Steve breathes out slow, heart-on-his-sleeve slipping, ready to crash.
“I’m in here,” Steve tries to speak steady, tries not to wince when the way Eddie’s lets out his breath is loud enough to hear from where Steve lies, his worry that fucking big.
“Steve,” Eddie huffs out, the relief tangible. “Open the door, baby, I was so fucking worried, everyone’s—“
“I can’t.”
And there is silence. Steve's heart pounds louder, it seems, like it’s called to fill the quiet.
“Steve,” Eddie says carefully; “what’s wrong, sweetheart? Come on, let me in and we’ll figure it out, just unlock the door.”
Steve’s eyes are leaking, the tears catching in the petals stretched out from his face. Jesus fuck.
“Eddie, I,” Steve tries to find words—
“Eddie, I love you,” because that’s always true, and first; “but I can’t.”
Those are the only words he has.
“Can’t, like you’re hurt?” Eddie asks, doesn’t follow with the other side of the coin, not in words: or won’t, because…
As if Eddie could imagine this.
“I’m gonna break the door down in thirty seconds if you don’t unlock it.”

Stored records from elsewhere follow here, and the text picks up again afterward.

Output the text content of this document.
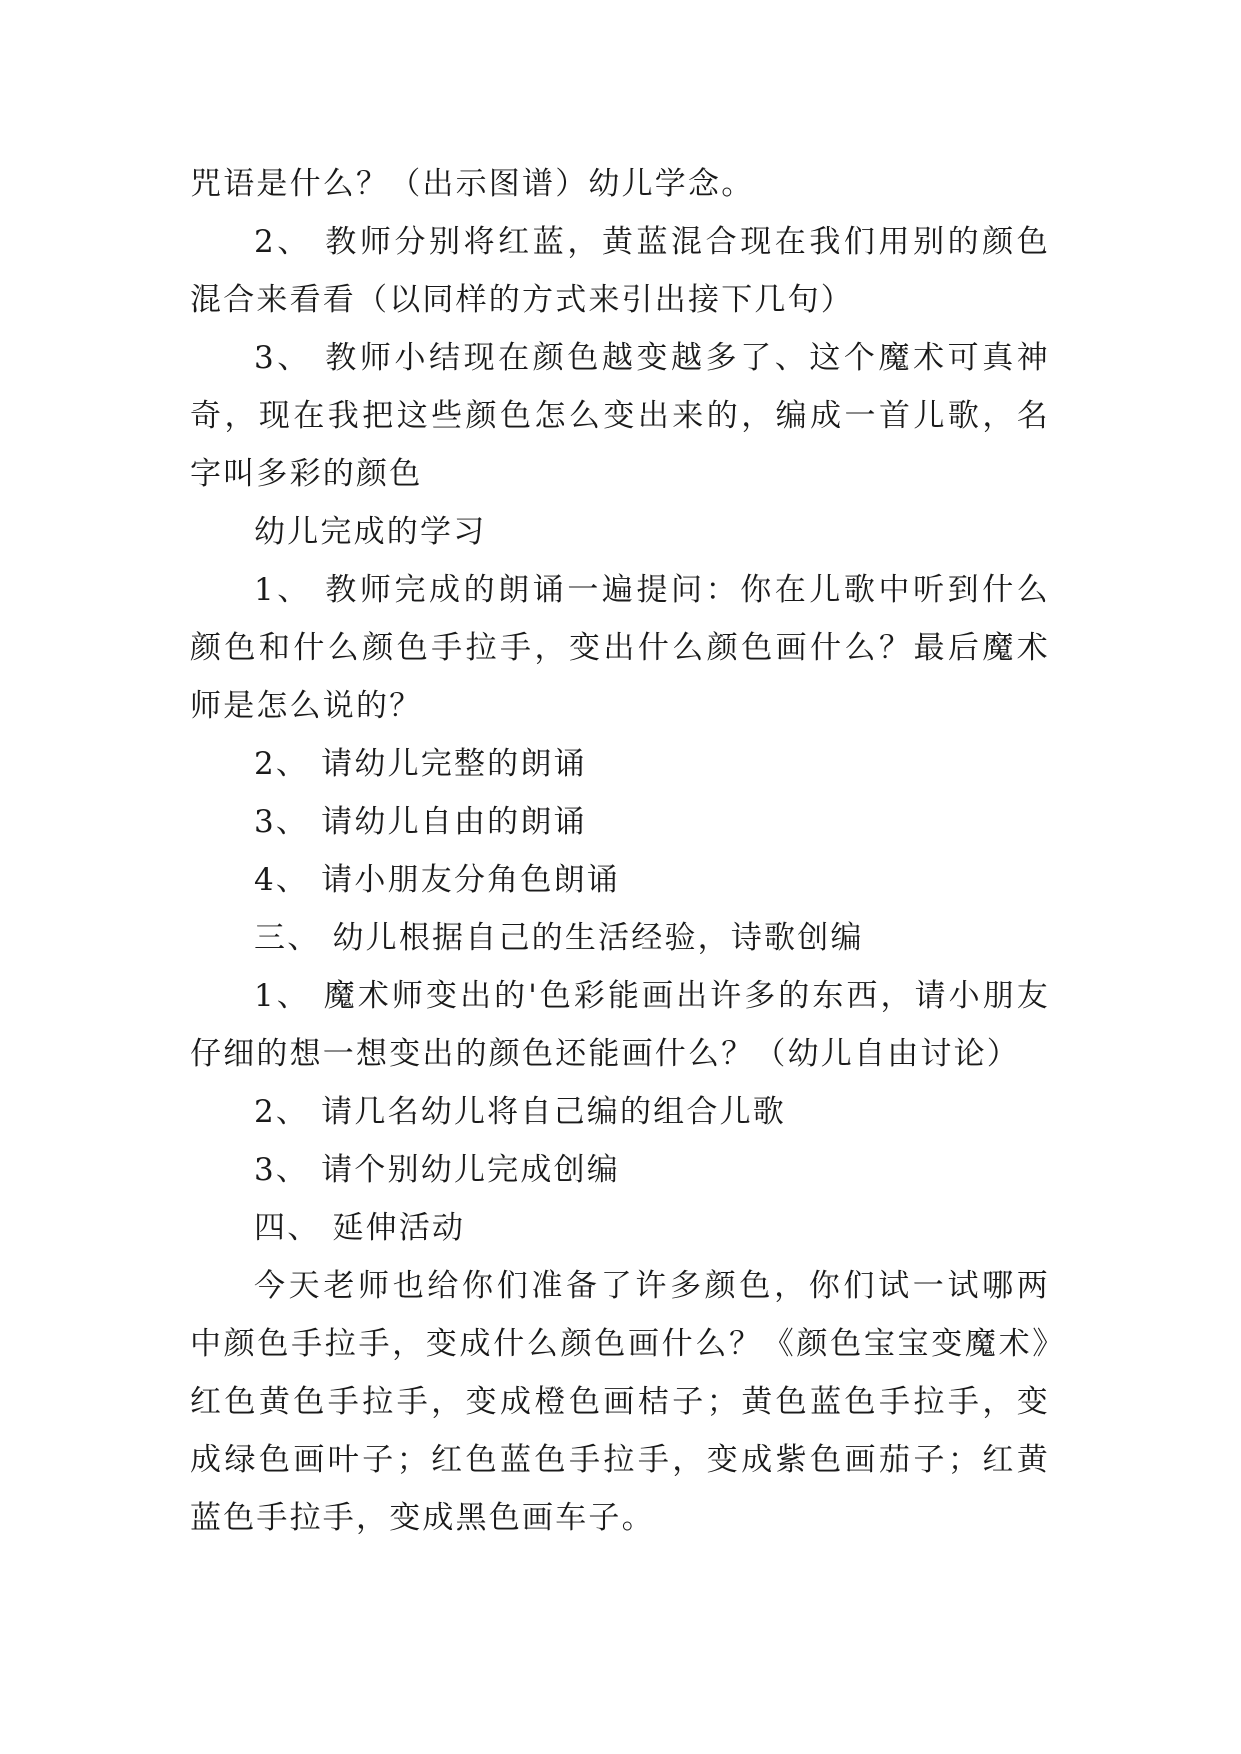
咒语是什么？（出示图谱）幼儿学念。

2、 教师分别将红蓝，黄蓝混合现在我们用别的颜色混合来看看（以同样的方式来引出接下几句）

3、 教师小结现在颜色越变越多了、这个魔术可真神奇，现在我把这些颜色怎么变出来的，编成一首儿歌，名字叫多彩的颜色

幼儿完成的学习

1、 教师完成的朗诵一遍提问：你在儿歌中听到什么颜色和什么颜色手拉手，变出什么颜色画什么？最后魔术师是怎么说的？

2、 请幼儿完整的朗诵

3、 请幼儿自由的朗诵

4、 请小朋友分角色朗诵

三、 幼儿根据自己的生活经验，诗歌创编

1、 魔术师变出的'色彩能画出许多的东西，请小朋友仔细的想一想变出的颜色还能画什么？（幼儿自由讨论）

2、 请几名幼儿将自己编的组合儿歌

3、 请个别幼儿完成创编

四、 延伸活动

今天老师也给你们准备了许多颜色，你们试一试哪两中颜色手拉手，变成什么颜色画什么？《颜色宝宝变魔术》红色黄色手拉手，变成橙色画桔子；黄色蓝色手拉手，变成绿色画叶子；红色蓝色手拉手，变成紫色画茄子；红黄蓝色手拉手，变成黑色画车子。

Eddie’s tone is so serious. So…just matter-of-fact. Steve’s sitting up, putting his feet to the carpet, scrambling for words, an excuse—
And then there’s the crash of someone’s whole weight against the door. As promised.
“The fuck,” Steve squeals a little; he didn’t doubt Eddie exactly but, but…
“Sounds like I just cracked it a little,” Eddie muses; “wanna help me out, babe, or should I go again?”
Steve does the math in his head as quick as he can, and he’s standing before he processes the choice: he’s never wanted Eddie kept away from him. Ever.
He didn’t want to lose him but. That part’s looking unavoidable now, so, maybe he can get one line out, before Eddie processes the grotesque thing Steve has become, even if it’s only temporary, it’s latent, it’s inside him always and…maybe if Steve unlocks the door he’ll have one last chance to speak to the man he loves before he runs.
He turns the lock and cracks the door open. He can see it, the way Eddie’s eyes adjust to the lack of light, make sense of the impossible monster in front of him, Steve has a second to plead his case, to say one thing:
“No way in fuck that was thirty whole seconds.”